Shanghai — When exploring a new city and delving into the contemporary art scene, it’s always best to look beyond the major players. Shanghai has lately played host to a number of museum openings and high profile exhibitions, but sometimes the real story is just around the corner. The city’s gallery scene isn’t quite as large as that in Beijing, but it is home to a significant body of artists, curators, and gallerists. Unfamiliar with Shanghai, it’s pretty easy to stumble across a gallery and be pleasantly surprised by the work on display. Rarer still is the opportunity to see something new and different; too often it’s the same Zhang Xiaogang and Yue Minjun faces.
Andrew James Fine Art is a contemporary art gallery in the heart of old Shanghai, an area that retains the alleyway houses and colonial architecture that other areas of the city have lost to development. The walk up to the space feels less like a jaunt in a Beijing factory neighborhood and more like a contemplative pause, a breath of fresh air amidst the trees, brick facades, and wide walk-ups. The gallery itself, an English-leaning parlor with high, dark wooden doorways and matching lofted ceilings, does a favor to the art on display, a calm environment more sanitized than an un-renovated warehouse and less oppressive than a pure white cube. The exhibition up now is an interesting match for the colonial space — a solo show for street artist Aiko, previously of artist collective Faile, and fresh off a month-long residency in Shanghai sponsored by the gallery.

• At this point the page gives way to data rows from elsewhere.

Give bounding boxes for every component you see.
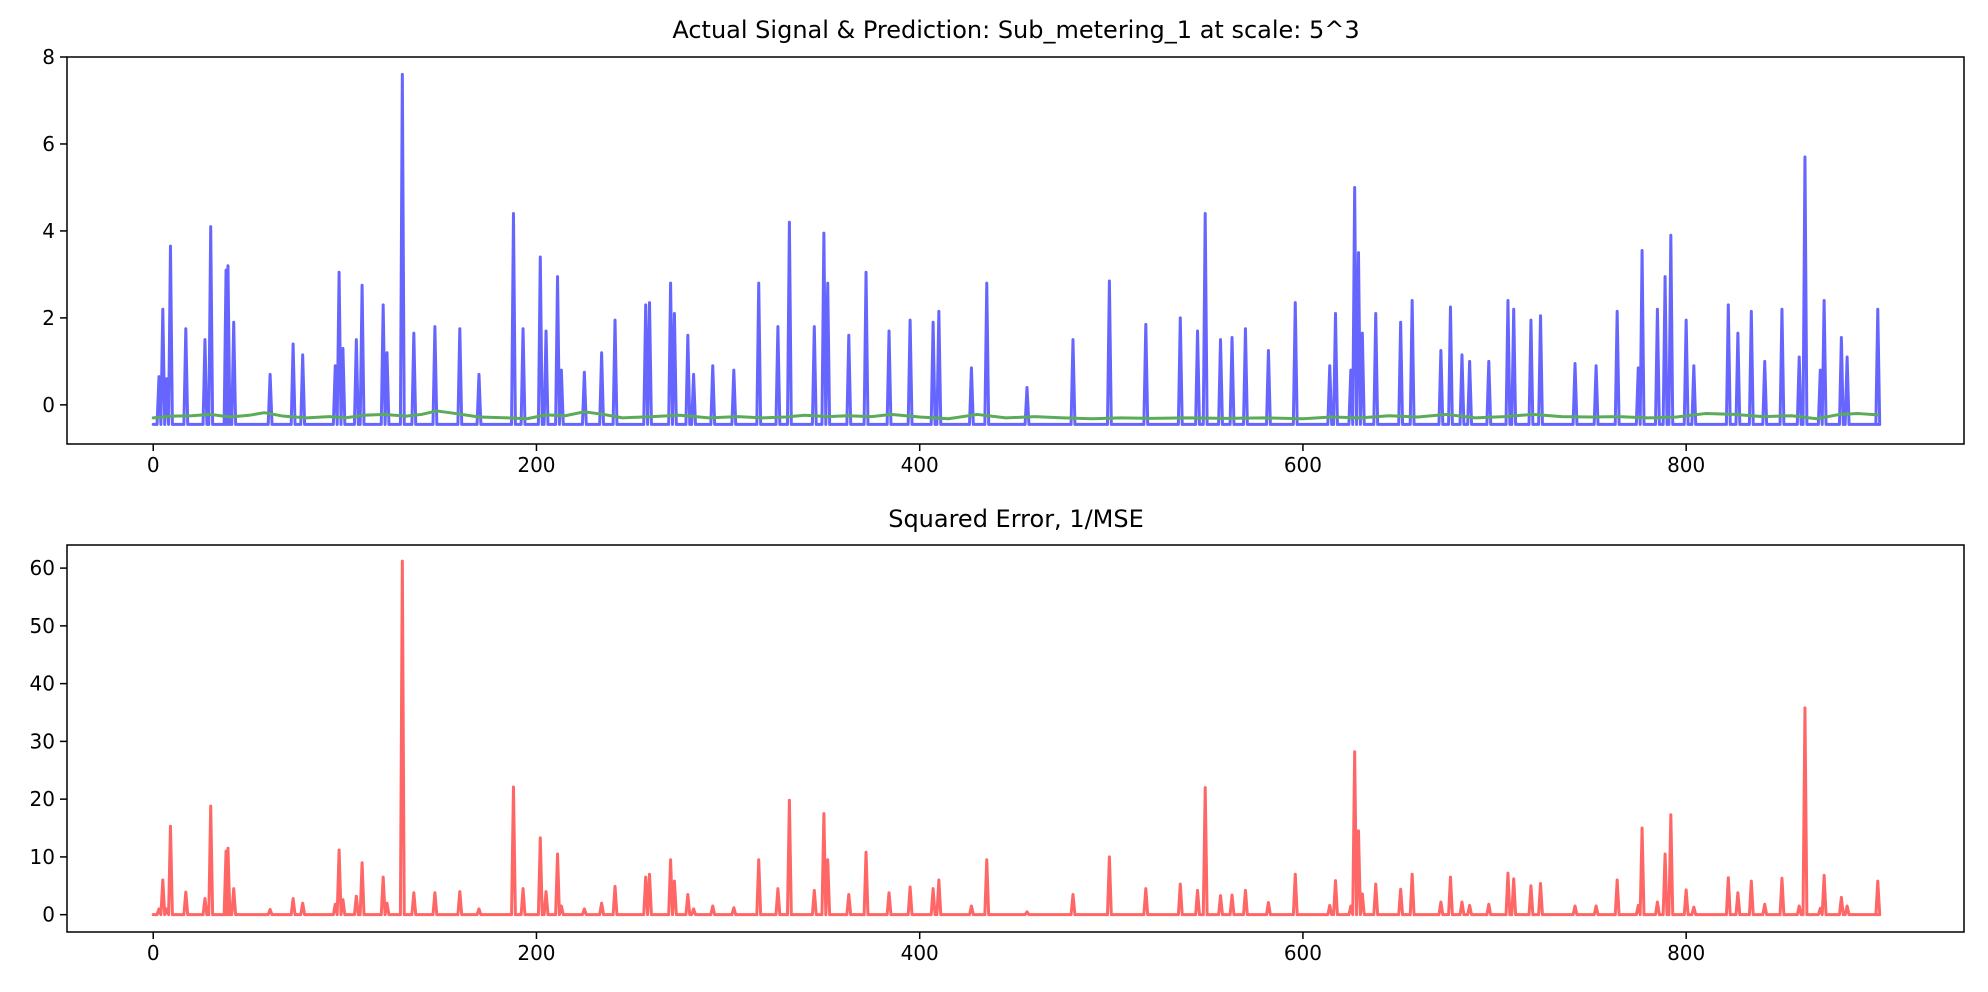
chart-bottom-x-tick-label: 400 <box>901 941 939 965</box>
chart-bottom-y-tick-label: 40 <box>30 672 55 696</box>
chart-top-series-0-line <box>151 72 1882 426</box>
chart-bottom-x-tick-label: 800 <box>1667 941 1705 965</box>
chart-bottom-y-ticks: 0 10 20 30 40 50 60 <box>30 556 67 927</box>
chart-bottom-x-tick-label: 200 <box>517 941 555 965</box>
chart-top-plot-area <box>151 72 1882 426</box>
chart-top-y-tick-label: 4 <box>42 219 55 243</box>
chart-bottom-y-tick-label: 0 <box>42 903 55 927</box>
chart-bottom-x-tick-label: 0 <box>147 941 160 965</box>
chart-top-series-1-line <box>151 409 1880 421</box>
chart-bottom-axes-frame <box>66 544 1965 933</box>
chart-bottom-y-tick-label: 50 <box>30 614 55 638</box>
chart-top-y-tick-label: 6 <box>42 132 55 156</box>
chart-bottom-plot-area <box>151 559 1882 917</box>
chart-bottom-x-tick-label: 600 <box>1284 941 1322 965</box>
chart-top-x-tick-label: 400 <box>901 453 939 477</box>
chart-top-x-tick-label: 800 <box>1667 453 1705 477</box>
chart-bottom-series-0-line <box>151 559 1882 917</box>
chart-top-y-ticks: 0 2 4 6 8 <box>42 45 67 417</box>
chart-top-x-tick-label: 600 <box>1284 453 1322 477</box>
chart-bottom-title: Squared Error, 1/MSE <box>888 505 1144 533</box>
chart-top-y-tick-label: 8 <box>42 45 55 69</box>
chart-bottom-y-tick-label: 60 <box>30 556 55 580</box>
chart-bottom-y-tick-label: 10 <box>30 845 55 869</box>
chart-bottom-x-ticks: 0 200 400 600 800 <box>147 932 1705 965</box>
chart-bottom-y-tick-label: 30 <box>30 729 55 753</box>
chart-bottom-y-tick-label: 20 <box>30 787 55 811</box>
chart-top-y-tick-label: 2 <box>42 306 55 330</box>
chart-top-x-tick-label: 0 <box>147 453 160 477</box>
chart-top: Actual Signal & Prediction: Sub_metering… <box>42 16 1965 477</box>
chart-top-x-ticks: 0 200 400 600 800 <box>147 444 1705 477</box>
chart-top-y-tick-label: 0 <box>42 393 55 417</box>
chart-top-title: Actual Signal & Prediction: Sub_metering… <box>672 16 1359 44</box>
chart-top-x-tick-label: 200 <box>517 453 555 477</box>
chart-bottom: Squared Error, 1/MSE 0 200 400 600 800 0 10 20… <box>30 505 1965 965</box>
chart-top-axes-frame <box>66 56 1965 445</box>
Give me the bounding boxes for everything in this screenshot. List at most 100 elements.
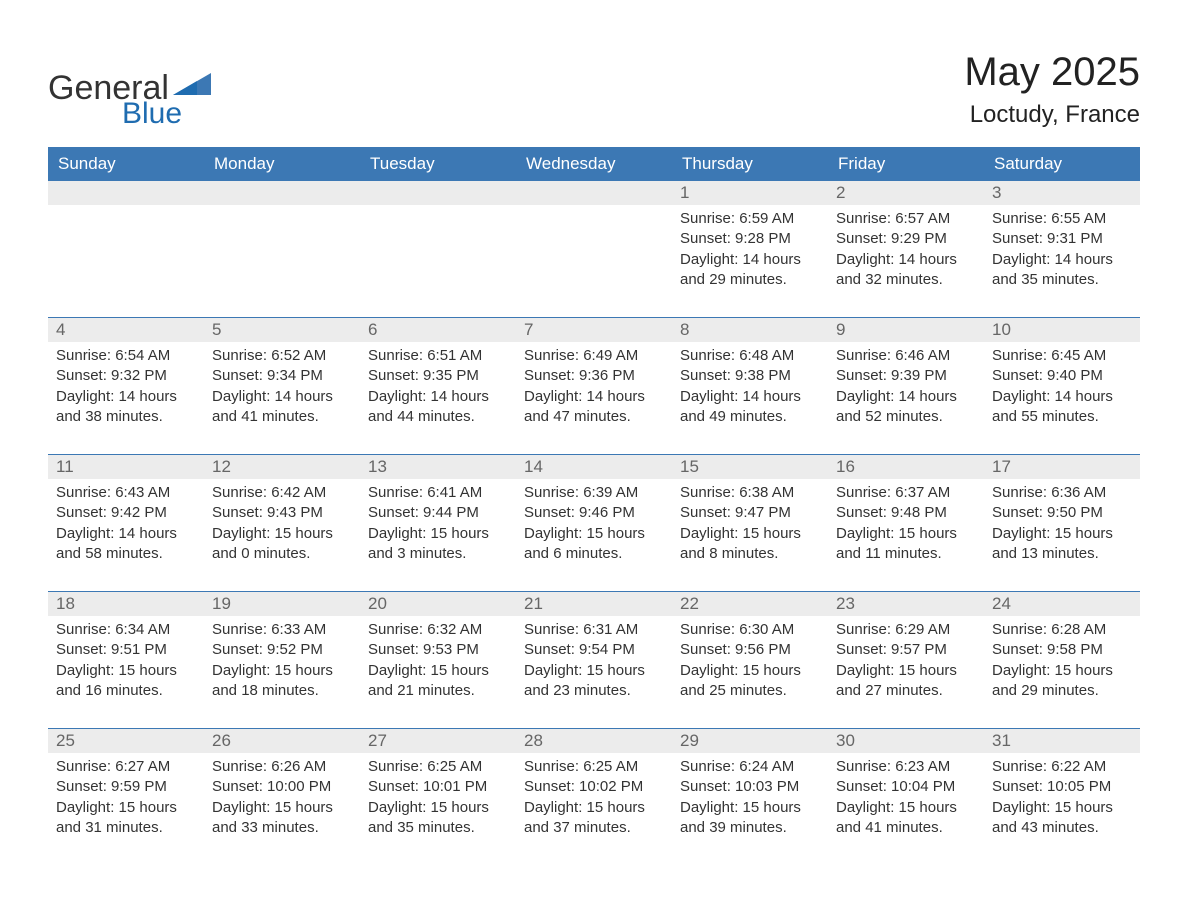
day-number: 21 xyxy=(516,592,672,616)
day-number: 27 xyxy=(360,729,516,753)
sunset-line: Sunset: 9:51 PM xyxy=(56,640,196,660)
day-details: Sunrise: 6:57 AMSunset: 9:29 PMDaylight:… xyxy=(828,205,984,292)
sunset-line: Sunset: 10:03 PM xyxy=(680,777,820,797)
title-block: May 2025 Loctudy, France xyxy=(964,50,1140,129)
page-title: May 2025 xyxy=(964,50,1140,95)
sunrise-line: Sunrise: 6:25 AM xyxy=(524,757,664,777)
day-number: 23 xyxy=(828,592,984,616)
sunset-line: Sunset: 9:56 PM xyxy=(680,640,820,660)
sunrise-line: Sunrise: 6:22 AM xyxy=(992,757,1132,777)
sunset-line: Sunset: 9:48 PM xyxy=(836,503,976,523)
calendar-day: 27Sunrise: 6:25 AMSunset: 10:01 PMDaylig… xyxy=(360,729,516,851)
sunset-line: Sunset: 9:42 PM xyxy=(56,503,196,523)
daylight-line: Daylight: 14 hours and 55 minutes. xyxy=(992,387,1132,428)
calendar-day: 10Sunrise: 6:45 AMSunset: 9:40 PMDayligh… xyxy=(984,318,1140,440)
calendar-day: 3Sunrise: 6:55 AMSunset: 9:31 PMDaylight… xyxy=(984,181,1140,303)
day-details xyxy=(516,205,672,211)
day-details: Sunrise: 6:36 AMSunset: 9:50 PMDaylight:… xyxy=(984,479,1140,566)
day-details: Sunrise: 6:31 AMSunset: 9:54 PMDaylight:… xyxy=(516,616,672,703)
day-details: Sunrise: 6:51 AMSunset: 9:35 PMDaylight:… xyxy=(360,342,516,429)
daylight-line: Daylight: 15 hours and 23 minutes. xyxy=(524,661,664,702)
daylight-line: Daylight: 15 hours and 43 minutes. xyxy=(992,798,1132,839)
day-details: Sunrise: 6:25 AMSunset: 10:01 PMDaylight… xyxy=(360,753,516,840)
sunrise-line: Sunrise: 6:46 AM xyxy=(836,346,976,366)
daylight-line: Daylight: 15 hours and 6 minutes. xyxy=(524,524,664,565)
sunset-line: Sunset: 10:02 PM xyxy=(524,777,664,797)
sunrise-line: Sunrise: 6:32 AM xyxy=(368,620,508,640)
day-details: Sunrise: 6:38 AMSunset: 9:47 PMDaylight:… xyxy=(672,479,828,566)
sunrise-line: Sunrise: 6:49 AM xyxy=(524,346,664,366)
day-number: 1 xyxy=(672,181,828,205)
sunset-line: Sunset: 9:54 PM xyxy=(524,640,664,660)
sunrise-line: Sunrise: 6:43 AM xyxy=(56,483,196,503)
day-number: 19 xyxy=(204,592,360,616)
day-details xyxy=(204,205,360,211)
day-details: Sunrise: 6:39 AMSunset: 9:46 PMDaylight:… xyxy=(516,479,672,566)
calendar-day: 9Sunrise: 6:46 AMSunset: 9:39 PMDaylight… xyxy=(828,318,984,440)
day-details: Sunrise: 6:25 AMSunset: 10:02 PMDaylight… xyxy=(516,753,672,840)
daylight-line: Daylight: 15 hours and 33 minutes. xyxy=(212,798,352,839)
sunset-line: Sunset: 9:53 PM xyxy=(368,640,508,660)
day-number: 7 xyxy=(516,318,672,342)
daylight-line: Daylight: 15 hours and 29 minutes. xyxy=(992,661,1132,702)
calendar-day: 12Sunrise: 6:42 AMSunset: 9:43 PMDayligh… xyxy=(204,455,360,577)
daylight-line: Daylight: 14 hours and 49 minutes. xyxy=(680,387,820,428)
sunrise-line: Sunrise: 6:33 AM xyxy=(212,620,352,640)
day-number: 29 xyxy=(672,729,828,753)
daylight-line: Daylight: 15 hours and 8 minutes. xyxy=(680,524,820,565)
day-number xyxy=(48,181,204,205)
calendar-day: 4Sunrise: 6:54 AMSunset: 9:32 PMDaylight… xyxy=(48,318,204,440)
daylight-line: Daylight: 15 hours and 18 minutes. xyxy=(212,661,352,702)
weekday-header: Monday xyxy=(204,147,360,181)
calendar-page: General Blue May 2025 Loctudy, France Su… xyxy=(0,0,1188,881)
page-subtitle: Loctudy, France xyxy=(964,101,1140,129)
day-number: 14 xyxy=(516,455,672,479)
sunset-line: Sunset: 10:05 PM xyxy=(992,777,1132,797)
day-details: Sunrise: 6:23 AMSunset: 10:04 PMDaylight… xyxy=(828,753,984,840)
calendar-day: 18Sunrise: 6:34 AMSunset: 9:51 PMDayligh… xyxy=(48,592,204,714)
calendar-day: 20Sunrise: 6:32 AMSunset: 9:53 PMDayligh… xyxy=(360,592,516,714)
logo-triangle-icon xyxy=(173,73,211,99)
calendar-week: 4Sunrise: 6:54 AMSunset: 9:32 PMDaylight… xyxy=(48,317,1140,440)
sunrise-line: Sunrise: 6:24 AM xyxy=(680,757,820,777)
sunset-line: Sunset: 9:34 PM xyxy=(212,366,352,386)
day-details: Sunrise: 6:43 AMSunset: 9:42 PMDaylight:… xyxy=(48,479,204,566)
sunrise-line: Sunrise: 6:52 AM xyxy=(212,346,352,366)
day-number xyxy=(204,181,360,205)
daylight-line: Daylight: 15 hours and 21 minutes. xyxy=(368,661,508,702)
day-details: Sunrise: 6:46 AMSunset: 9:39 PMDaylight:… xyxy=(828,342,984,429)
day-details: Sunrise: 6:49 AMSunset: 9:36 PMDaylight:… xyxy=(516,342,672,429)
daylight-line: Daylight: 14 hours and 29 minutes. xyxy=(680,250,820,291)
calendar-day-empty xyxy=(204,181,360,303)
calendar-week: 18Sunrise: 6:34 AMSunset: 9:51 PMDayligh… xyxy=(48,591,1140,714)
day-number: 9 xyxy=(828,318,984,342)
calendar-day: 6Sunrise: 6:51 AMSunset: 9:35 PMDaylight… xyxy=(360,318,516,440)
daylight-line: Daylight: 14 hours and 32 minutes. xyxy=(836,250,976,291)
daylight-line: Daylight: 15 hours and 16 minutes. xyxy=(56,661,196,702)
calendar-week: 1Sunrise: 6:59 AMSunset: 9:28 PMDaylight… xyxy=(48,181,1140,303)
sunset-line: Sunset: 9:32 PM xyxy=(56,366,196,386)
daylight-line: Daylight: 14 hours and 58 minutes. xyxy=(56,524,196,565)
daylight-line: Daylight: 15 hours and 41 minutes. xyxy=(836,798,976,839)
sunset-line: Sunset: 9:31 PM xyxy=(992,229,1132,249)
day-number: 28 xyxy=(516,729,672,753)
sunrise-line: Sunrise: 6:39 AM xyxy=(524,483,664,503)
weekday-header-row: SundayMondayTuesdayWednesdayThursdayFrid… xyxy=(48,147,1140,181)
day-number: 13 xyxy=(360,455,516,479)
weekday-header: Wednesday xyxy=(516,147,672,181)
sunset-line: Sunset: 9:59 PM xyxy=(56,777,196,797)
daylight-line: Daylight: 15 hours and 11 minutes. xyxy=(836,524,976,565)
daylight-line: Daylight: 15 hours and 39 minutes. xyxy=(680,798,820,839)
daylight-line: Daylight: 14 hours and 44 minutes. xyxy=(368,387,508,428)
day-details: Sunrise: 6:54 AMSunset: 9:32 PMDaylight:… xyxy=(48,342,204,429)
daylight-line: Daylight: 15 hours and 3 minutes. xyxy=(368,524,508,565)
sunset-line: Sunset: 10:01 PM xyxy=(368,777,508,797)
daylight-line: Daylight: 14 hours and 35 minutes. xyxy=(992,250,1132,291)
calendar-day: 16Sunrise: 6:37 AMSunset: 9:48 PMDayligh… xyxy=(828,455,984,577)
weekday-header: Saturday xyxy=(984,147,1140,181)
day-number: 4 xyxy=(48,318,204,342)
calendar-day: 26Sunrise: 6:26 AMSunset: 10:00 PMDaylig… xyxy=(204,729,360,851)
sunrise-line: Sunrise: 6:28 AM xyxy=(992,620,1132,640)
calendar-day: 23Sunrise: 6:29 AMSunset: 9:57 PMDayligh… xyxy=(828,592,984,714)
day-details: Sunrise: 6:33 AMSunset: 9:52 PMDaylight:… xyxy=(204,616,360,703)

Taking up a collage-remix style that’s a little too familiar to anyone who knows Faile’s work and forms a standard fall-back for many “urban” contemporary artists, Aiko grabs visual remnants of what she sees: propaganda posters, street signs, slogans, telephone sex ads, pretty much anything is fair game. Layering stencils upon spray paint upon screenprint, the artist’s work is clearly accomplished in its sense of rhythm and composition. Add garish colors, a dash of profanity, and some skin-mag nudity and you’ve got something fun and catchy, but stopping short of conceptually groundbreaking. Aiko covers canvases, paint cans and stickers with her tags; the stickers are the most interesting, appropriating the surface of a postal system address sticker, a common street art medium. Yet where this show gets more significant is in consideration of the greater context of the exhibition.
Aiko’s work in the exhibition was actually made entirely in Shanghai, while participating in the gallery’s residency program. This locality lends the work a different significance, a home-grown quality that’s reflected in the mix-in of Shanghai street signs and graphic elements. What we see is not so much a heroic, tragic artist struggling to produce a masterpiece, but a practicing artist reflecting the time and the place she occupies. It’s a blog post of an exhibition, an I-was-here travelogue and diary. As that, it packs a timely punch, and it retains its sense of visual and experiential fun. As a strong street art exhibition, it also occupies a unique niche in the Chinese contemporary art world. Aiko: Here’s Fun for Everyone puts an internationally significant street artist in a Chinese context, but without losing the courage it takes to frame strong street art as entirely worth the gallery space.
It’s a good reference point for Shanghai artists to take, whether they embrace the work on view or not, there are people standing up for street art with integrity. The story lays not entirely in the art itself, but with the continual shift of ideas and artists across borders and between art world communities, exchanges that we could only do well to increase. The more shows like Aiko’s there are, not deadly serious, not dryly academic, but with an ability to give people a quick view to a different place, or another person’s experience of the same old home base, the better.